納蘭雨不奈煩地揮揮手,心道老子來這破樓,什麼時候要請帖了?
侍女一驚,點點頭道:“公子請稍候,我這就去請樓主。”
李夜看著納蘭雨的樣子,輕皺了眉頭,道:“大哥你這太霸道了。”
納納雨扭頭看著他,咧嘴一笑:“你的意思說,我得文雅些?”
李夜點點頭笑道:“你想要追花姐姐,總得把自己扮得文雅一些,不要跟一個野人似的,沒嚇壞花姐姐,倒是把這樓裡的侍女們嚇壞了。”
納蘭雨皺了一下眉頭,搖搖頭道:“你我都是修行之人,又不是白麵書生,何來這麼多的講究?”
李夜歎了一口氣道:“這時終究不是你的有間啊?那裡是你的地盤,你想如何便這如,這裡可是花姐姐的地盤,你得......”
說完,李夜搖搖頭,輕輕地歎息了一聲音。
納蘭雨看著樓子裡紛紛攘攘的人知道:“我就是一個粗人,學不會你那一套。

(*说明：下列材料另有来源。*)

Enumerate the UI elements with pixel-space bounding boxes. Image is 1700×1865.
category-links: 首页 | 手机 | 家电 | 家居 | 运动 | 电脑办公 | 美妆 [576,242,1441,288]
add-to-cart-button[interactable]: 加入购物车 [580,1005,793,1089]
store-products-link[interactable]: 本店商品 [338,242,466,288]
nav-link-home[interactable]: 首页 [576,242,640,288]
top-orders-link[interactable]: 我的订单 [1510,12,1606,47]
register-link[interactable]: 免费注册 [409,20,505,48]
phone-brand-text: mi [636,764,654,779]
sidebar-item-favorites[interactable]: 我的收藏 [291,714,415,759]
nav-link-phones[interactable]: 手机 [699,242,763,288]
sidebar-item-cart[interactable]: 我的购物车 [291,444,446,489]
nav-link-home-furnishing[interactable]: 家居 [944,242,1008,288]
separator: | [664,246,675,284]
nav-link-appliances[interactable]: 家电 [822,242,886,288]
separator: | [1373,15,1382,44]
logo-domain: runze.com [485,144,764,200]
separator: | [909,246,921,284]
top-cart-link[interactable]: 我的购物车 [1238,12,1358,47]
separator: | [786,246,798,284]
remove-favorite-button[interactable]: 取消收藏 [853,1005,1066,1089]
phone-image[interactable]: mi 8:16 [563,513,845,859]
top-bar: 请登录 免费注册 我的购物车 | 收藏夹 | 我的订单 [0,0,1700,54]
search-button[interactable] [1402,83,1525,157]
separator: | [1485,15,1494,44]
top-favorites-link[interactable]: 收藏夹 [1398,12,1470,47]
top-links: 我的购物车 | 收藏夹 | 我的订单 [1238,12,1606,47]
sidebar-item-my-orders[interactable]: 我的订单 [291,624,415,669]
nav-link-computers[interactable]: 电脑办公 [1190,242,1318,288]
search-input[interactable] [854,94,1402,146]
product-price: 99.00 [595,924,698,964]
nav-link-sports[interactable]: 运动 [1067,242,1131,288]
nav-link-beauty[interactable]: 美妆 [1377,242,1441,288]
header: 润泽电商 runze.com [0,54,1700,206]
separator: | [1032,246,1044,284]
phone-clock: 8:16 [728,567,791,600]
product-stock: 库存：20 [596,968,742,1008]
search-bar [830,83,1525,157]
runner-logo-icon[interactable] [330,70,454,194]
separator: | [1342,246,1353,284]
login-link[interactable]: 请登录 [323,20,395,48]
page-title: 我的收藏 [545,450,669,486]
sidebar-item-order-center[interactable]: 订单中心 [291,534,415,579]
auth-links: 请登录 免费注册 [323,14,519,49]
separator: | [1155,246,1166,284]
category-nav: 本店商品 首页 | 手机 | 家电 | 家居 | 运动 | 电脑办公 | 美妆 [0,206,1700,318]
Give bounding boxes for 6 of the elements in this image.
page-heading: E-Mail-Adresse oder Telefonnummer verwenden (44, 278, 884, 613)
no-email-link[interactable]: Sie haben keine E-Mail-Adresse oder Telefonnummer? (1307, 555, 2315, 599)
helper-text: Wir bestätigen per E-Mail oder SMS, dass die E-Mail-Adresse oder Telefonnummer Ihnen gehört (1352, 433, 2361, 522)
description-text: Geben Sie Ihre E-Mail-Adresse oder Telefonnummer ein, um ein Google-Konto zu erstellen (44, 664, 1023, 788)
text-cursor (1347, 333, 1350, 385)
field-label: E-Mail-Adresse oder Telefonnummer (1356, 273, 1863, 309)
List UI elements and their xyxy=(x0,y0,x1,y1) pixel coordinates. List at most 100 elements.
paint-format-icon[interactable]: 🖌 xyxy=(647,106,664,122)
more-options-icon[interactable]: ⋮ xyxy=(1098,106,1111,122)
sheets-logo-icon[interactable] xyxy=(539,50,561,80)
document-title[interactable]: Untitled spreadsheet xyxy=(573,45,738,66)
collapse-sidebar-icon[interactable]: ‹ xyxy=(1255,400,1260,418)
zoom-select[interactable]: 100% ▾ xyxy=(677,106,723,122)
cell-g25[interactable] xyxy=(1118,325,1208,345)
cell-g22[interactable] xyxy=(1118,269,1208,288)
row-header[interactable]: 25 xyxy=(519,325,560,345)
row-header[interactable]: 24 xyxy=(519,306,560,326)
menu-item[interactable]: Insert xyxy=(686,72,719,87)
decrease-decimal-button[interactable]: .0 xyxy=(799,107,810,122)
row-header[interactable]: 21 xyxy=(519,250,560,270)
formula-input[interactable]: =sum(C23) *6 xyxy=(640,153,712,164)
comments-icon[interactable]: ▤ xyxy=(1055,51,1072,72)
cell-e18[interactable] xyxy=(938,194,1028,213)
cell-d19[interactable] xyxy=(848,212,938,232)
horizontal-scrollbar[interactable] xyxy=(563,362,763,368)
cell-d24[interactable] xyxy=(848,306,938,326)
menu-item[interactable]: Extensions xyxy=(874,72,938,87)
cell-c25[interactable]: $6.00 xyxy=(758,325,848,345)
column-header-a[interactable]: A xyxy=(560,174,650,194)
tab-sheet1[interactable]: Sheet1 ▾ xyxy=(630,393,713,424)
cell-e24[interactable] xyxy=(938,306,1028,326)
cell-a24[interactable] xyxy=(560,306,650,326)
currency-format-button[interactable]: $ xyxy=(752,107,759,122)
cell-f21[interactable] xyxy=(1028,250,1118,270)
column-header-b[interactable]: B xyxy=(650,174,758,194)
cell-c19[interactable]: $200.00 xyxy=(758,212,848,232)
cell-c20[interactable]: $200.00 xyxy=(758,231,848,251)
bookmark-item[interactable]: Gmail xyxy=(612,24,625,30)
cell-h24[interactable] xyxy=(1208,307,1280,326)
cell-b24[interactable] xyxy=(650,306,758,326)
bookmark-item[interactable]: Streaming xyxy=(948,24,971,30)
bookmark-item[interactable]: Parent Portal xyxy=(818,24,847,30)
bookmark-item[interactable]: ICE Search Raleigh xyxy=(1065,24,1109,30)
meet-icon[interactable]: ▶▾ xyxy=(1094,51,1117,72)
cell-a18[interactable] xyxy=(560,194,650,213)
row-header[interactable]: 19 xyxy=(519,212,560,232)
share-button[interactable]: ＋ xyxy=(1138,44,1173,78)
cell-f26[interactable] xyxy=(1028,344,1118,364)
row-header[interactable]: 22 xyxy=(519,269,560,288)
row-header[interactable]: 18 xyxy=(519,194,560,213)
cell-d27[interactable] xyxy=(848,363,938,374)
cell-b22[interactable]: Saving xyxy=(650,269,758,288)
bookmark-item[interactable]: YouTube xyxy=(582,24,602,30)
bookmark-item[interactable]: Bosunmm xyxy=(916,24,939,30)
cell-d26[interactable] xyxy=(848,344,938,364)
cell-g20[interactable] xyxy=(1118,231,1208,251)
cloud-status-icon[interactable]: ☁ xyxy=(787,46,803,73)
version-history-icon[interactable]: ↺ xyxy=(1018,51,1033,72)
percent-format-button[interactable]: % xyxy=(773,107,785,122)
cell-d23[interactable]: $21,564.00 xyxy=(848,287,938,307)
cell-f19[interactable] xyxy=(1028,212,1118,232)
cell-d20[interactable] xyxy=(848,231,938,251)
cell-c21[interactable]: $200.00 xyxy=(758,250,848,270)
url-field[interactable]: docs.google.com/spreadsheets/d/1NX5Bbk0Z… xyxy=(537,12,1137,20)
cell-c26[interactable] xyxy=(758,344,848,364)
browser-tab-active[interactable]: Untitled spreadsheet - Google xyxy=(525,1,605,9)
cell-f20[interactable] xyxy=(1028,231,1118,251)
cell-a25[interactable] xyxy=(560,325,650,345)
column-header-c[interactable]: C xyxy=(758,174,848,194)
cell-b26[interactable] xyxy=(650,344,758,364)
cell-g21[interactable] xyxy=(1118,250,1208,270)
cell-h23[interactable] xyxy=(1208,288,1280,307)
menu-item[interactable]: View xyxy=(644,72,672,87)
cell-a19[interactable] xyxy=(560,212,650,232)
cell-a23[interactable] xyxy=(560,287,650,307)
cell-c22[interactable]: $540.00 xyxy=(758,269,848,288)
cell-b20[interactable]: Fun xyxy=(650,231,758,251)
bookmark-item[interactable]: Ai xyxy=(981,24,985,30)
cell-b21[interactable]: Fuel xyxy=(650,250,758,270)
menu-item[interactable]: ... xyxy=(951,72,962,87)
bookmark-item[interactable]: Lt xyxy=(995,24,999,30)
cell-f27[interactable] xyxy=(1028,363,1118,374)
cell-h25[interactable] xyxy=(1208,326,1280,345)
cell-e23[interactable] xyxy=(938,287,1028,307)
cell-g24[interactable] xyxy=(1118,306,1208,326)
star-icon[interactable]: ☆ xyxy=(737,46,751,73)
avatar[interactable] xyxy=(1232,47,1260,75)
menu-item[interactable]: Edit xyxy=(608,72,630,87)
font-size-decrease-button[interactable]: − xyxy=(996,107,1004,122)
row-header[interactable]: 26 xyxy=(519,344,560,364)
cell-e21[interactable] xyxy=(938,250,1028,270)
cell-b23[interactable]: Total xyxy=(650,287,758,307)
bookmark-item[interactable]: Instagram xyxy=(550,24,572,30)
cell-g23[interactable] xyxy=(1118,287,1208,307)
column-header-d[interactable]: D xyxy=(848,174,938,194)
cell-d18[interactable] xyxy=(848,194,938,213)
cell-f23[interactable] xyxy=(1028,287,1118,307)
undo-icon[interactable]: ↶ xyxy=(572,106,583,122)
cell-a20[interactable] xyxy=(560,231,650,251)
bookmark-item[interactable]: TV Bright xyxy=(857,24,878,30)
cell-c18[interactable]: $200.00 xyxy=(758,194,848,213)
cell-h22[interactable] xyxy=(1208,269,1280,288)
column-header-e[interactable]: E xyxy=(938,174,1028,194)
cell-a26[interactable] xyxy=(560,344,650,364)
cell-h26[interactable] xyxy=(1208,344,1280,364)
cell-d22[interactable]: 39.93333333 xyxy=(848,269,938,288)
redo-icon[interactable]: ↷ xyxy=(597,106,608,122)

”
李夜一氣,跟著回道:“難道你們不會心平氣和地對人麼?”
納蘭雨一樂,拍了拍她的臂膀,笑道:“我差點忘了你可是佛門中人。”
聞言李夜莞爾一笑,卻因為頭上的紫竹鬥笠還未摘下,納蘭雨自然是看不清他的表情。
兩人正說話間,隻見之前的侍女領著一身紅色滾邊繡花棉裙的花落雨走了過來。
見是納蘭雨,先是一驚,後是一氣,走了來推了他一把。
笑道:“原來是大爺來了,請問大爺,想坐哪裡,你來得太晚可沒什麼好地方侍候您了。”
納蘭雨給花落雨的一番數落氣得半死,正欲發火時,站在邊上的李夜指著花園裡說道:“涼亭就好!”
說完抬腳往花園裡走去,隻見從天空飄下的雪花,紛紛灑落在他黑色的披風和紫色的鬥笠上,瞬間在花園中形成了一道風景。
納蘭雨一楞,張口道:“等等我!”
身後的花落雨扯了一下他的披風問道:“這人是誰,好沒禮貌!”
納蘭雨扭頭看著她,咧嘴笑了笑道:“這是我兄弟!”
說完趕緊跟上花園中的李夜,三人一道往花園中的一處空著的涼亭中走去。
“這兩個身披黑色披風的家夥是誰?怎無此無理,落雨也沒管一下?”
坐在花園正中樓台上的花落雨眉頭皺了起來。
“花樓主也不認識那二人?要不要我找人去趕他們出去?”坐在首位的二皇子夏雲傑也看見了花園裡的動靜。
“花姐姐那二人好無理,落雨姐姐也不管哦。”坐在二皇子身邊的自然是千嬌百媚的東方玉兒。